Mountain Equipment Co-Op Half Marathon: REVIEW!

Last night I pinned my race number onto my shirt (BMO Vancouver Half Marathon tech shirt made by Saucony), put my watch on the charger, and picked out the gels I wanted for race day. I have a single gel left, so I will need to stock up again before another race pops up! Or rather, before I sign myself up for another one.

I practiced the art of “carb loading” all weekend long. Not necessarily with junky stuff, but the froyo and ice cream was a bad idea. The pasta above was a delicious idea, however.

And my usual pre-race breakfast! Whole wheat toast with natural peanut butter and banana. I ended up leaving a good chunk of it on my plate (still ate the bananas. What do you think I am, CRAZY!?) because I was feeling full. Either that or my nerves were getting to me. Regardless, this combination does the trick every time!
Side note: There were no porta-potties at the race, so I went in this outhouse style toilet thing in the parking lot before the shuttle bus came and drove us to the start. I have never been in a shuttle at a race before, so that was pretty cool!
Below: Top picture is me in the shuttle, crappin’ my pants because it’s almost time to run. I am only kidding. Please don’t take me (too) seriously.

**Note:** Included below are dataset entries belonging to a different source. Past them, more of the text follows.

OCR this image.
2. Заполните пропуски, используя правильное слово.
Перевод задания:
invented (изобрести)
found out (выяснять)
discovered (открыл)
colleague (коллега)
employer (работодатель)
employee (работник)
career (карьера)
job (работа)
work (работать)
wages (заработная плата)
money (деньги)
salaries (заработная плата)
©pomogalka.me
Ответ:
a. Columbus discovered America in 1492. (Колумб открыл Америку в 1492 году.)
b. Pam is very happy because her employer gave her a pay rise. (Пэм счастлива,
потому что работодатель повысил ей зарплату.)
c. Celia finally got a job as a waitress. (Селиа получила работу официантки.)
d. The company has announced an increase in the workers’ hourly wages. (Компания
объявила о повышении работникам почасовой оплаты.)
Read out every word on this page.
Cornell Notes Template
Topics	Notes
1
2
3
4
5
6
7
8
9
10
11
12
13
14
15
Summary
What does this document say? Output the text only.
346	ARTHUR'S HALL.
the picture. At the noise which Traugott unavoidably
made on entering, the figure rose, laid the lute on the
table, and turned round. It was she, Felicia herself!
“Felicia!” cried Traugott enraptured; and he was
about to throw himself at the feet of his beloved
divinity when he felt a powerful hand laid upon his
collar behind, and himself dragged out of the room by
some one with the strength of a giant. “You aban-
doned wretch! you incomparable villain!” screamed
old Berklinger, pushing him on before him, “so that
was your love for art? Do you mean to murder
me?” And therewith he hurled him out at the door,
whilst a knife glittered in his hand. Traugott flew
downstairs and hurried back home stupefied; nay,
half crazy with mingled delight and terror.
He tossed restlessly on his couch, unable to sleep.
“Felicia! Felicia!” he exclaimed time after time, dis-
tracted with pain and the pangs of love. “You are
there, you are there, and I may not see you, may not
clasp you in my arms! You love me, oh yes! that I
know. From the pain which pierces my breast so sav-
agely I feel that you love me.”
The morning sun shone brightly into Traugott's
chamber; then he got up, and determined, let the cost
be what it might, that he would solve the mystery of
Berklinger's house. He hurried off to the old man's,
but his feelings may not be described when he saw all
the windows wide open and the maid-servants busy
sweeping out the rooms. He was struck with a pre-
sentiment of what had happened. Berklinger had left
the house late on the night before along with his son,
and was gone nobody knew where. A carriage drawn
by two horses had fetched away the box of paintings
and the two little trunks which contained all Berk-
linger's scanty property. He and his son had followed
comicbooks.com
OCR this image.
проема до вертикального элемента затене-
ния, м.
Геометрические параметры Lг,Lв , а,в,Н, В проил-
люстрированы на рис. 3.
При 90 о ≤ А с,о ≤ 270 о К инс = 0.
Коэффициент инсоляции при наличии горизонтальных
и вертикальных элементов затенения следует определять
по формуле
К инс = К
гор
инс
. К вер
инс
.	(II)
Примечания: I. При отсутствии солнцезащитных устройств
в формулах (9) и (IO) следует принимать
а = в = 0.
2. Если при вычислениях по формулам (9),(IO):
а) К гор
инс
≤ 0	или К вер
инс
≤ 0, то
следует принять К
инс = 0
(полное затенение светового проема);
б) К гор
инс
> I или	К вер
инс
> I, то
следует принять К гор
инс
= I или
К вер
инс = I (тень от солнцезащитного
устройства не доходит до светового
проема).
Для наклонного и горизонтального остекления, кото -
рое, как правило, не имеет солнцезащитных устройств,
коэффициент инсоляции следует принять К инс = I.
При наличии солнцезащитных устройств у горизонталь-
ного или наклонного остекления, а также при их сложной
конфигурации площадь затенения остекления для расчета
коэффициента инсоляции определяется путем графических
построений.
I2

One thing I need to get a handle on is going out too fast. I hovered around 8:45-9:00 miles, and at one point around mile 4 I chatted with a guy from the Penninsula Runner’s (a local running group) about half marathons, pacing, etc. He drifted ahead of me, and at one point I looked down at my watch to see a 6:48 mile. In theory this was effing amazing. I don’t remember the last time I ran that fast, but in all honesty it wasn’t a good thing to see when you have NINE MILES TO GO. Smart, Holly, so smart. Anyway, that’s when the wheels kinda fell off for me, but I stuck to 8:45-8:55 miles up until mile 11. Then my legs were getting tired from my dumb pacing earlier on, so I fell behind.
BUT. Here is the big BUT.
The best thing about racing is that you can push your body. I pushed my body enough to go sub 7 miles, and I never do that during practice runs. During group runs, maybe, but how often do I do those? Yeah, never. The last group practice run was last year when I lived in Vancouver. Anyway, you can push yourself and see what you are capable of and where you could be. When I looked down at my watch despite having an OH SHIT moment in my head, in reality it’s almost like. OH YEAH! because I know that I can get there. This race was also fantastic in the sense that I felt good the whole time. Soreness here and there, but that’s only expected when you are running thirteen point one flippin’ miles!
I took gels at mile 6 and again at around mile 9, and I stopped at three water stations out of what felt like one thousand. It’s definitely nice when there are lots of aid stations! I will continue to practice this fueling strategy and maybe even throw in a third gel earlier on in the race. This way I will have a constant source of fuel and my glucose levels won’t drop too much. Additionally, I’d also like to make use of my fuel belt so I don’t have to stop at any water stations along the course. I saw several people with their fuel belts, so perhaps I will give mine another go! So convenient.
Pros:
– Smaller, local race
– Inexpensive entry fee ($15 for the 5k, 10k & half)
– GORGEOUS course along the Galloping Goose Trail, starting at Sooke Pot Holes Provincial Park
– Super friendly volunteers & employees of MEC along the way
– Free post-race massages from the students at West Coast College of Massage Therapy. Although I did not get one (there was over an hour wait time), I love this idea! Mainly because I’m cheap. I mean, frugal.
– Shuttle bus from parking lots to the start line
Cons:
– No medals. Hey, I’m a hardware chick. I like having something to show off. I understand that with smaller, lower cost races medals aren’t a huge priority, and that’s totally okay. Everyone loves some bling though, yo!
– No chip timing. HOWEVER they announced at the race that this will be changed in the upcoming events due to the larger turnout for half marathon participants. YAY!
I am 99% always a happy camper during a race, though. I don’t like to pick out things I dislike – nothing major ever stands out to me! – and I am always happy to just be out there running!

Overall:
I would definitely run this race again. I loved the scenery, the friendliness of everyone, and the overall vibe of the day. It wasn’t a huge competitive event, there weren’t tens of thousands of people, and it was very no fuss, no strict rules, etc. Participating in this race taught me more about what kind of runner I am (and can be!), and I was so happy to be out there on a beautiful course. Perfectly mind-clearing and FUN at the same time. Plus it sure beats some of those triple digit races out there (I’m talking the over $100 races if you aren’t quick enough to catch the early bird pricing).
Hope you all had a fantastic weekend!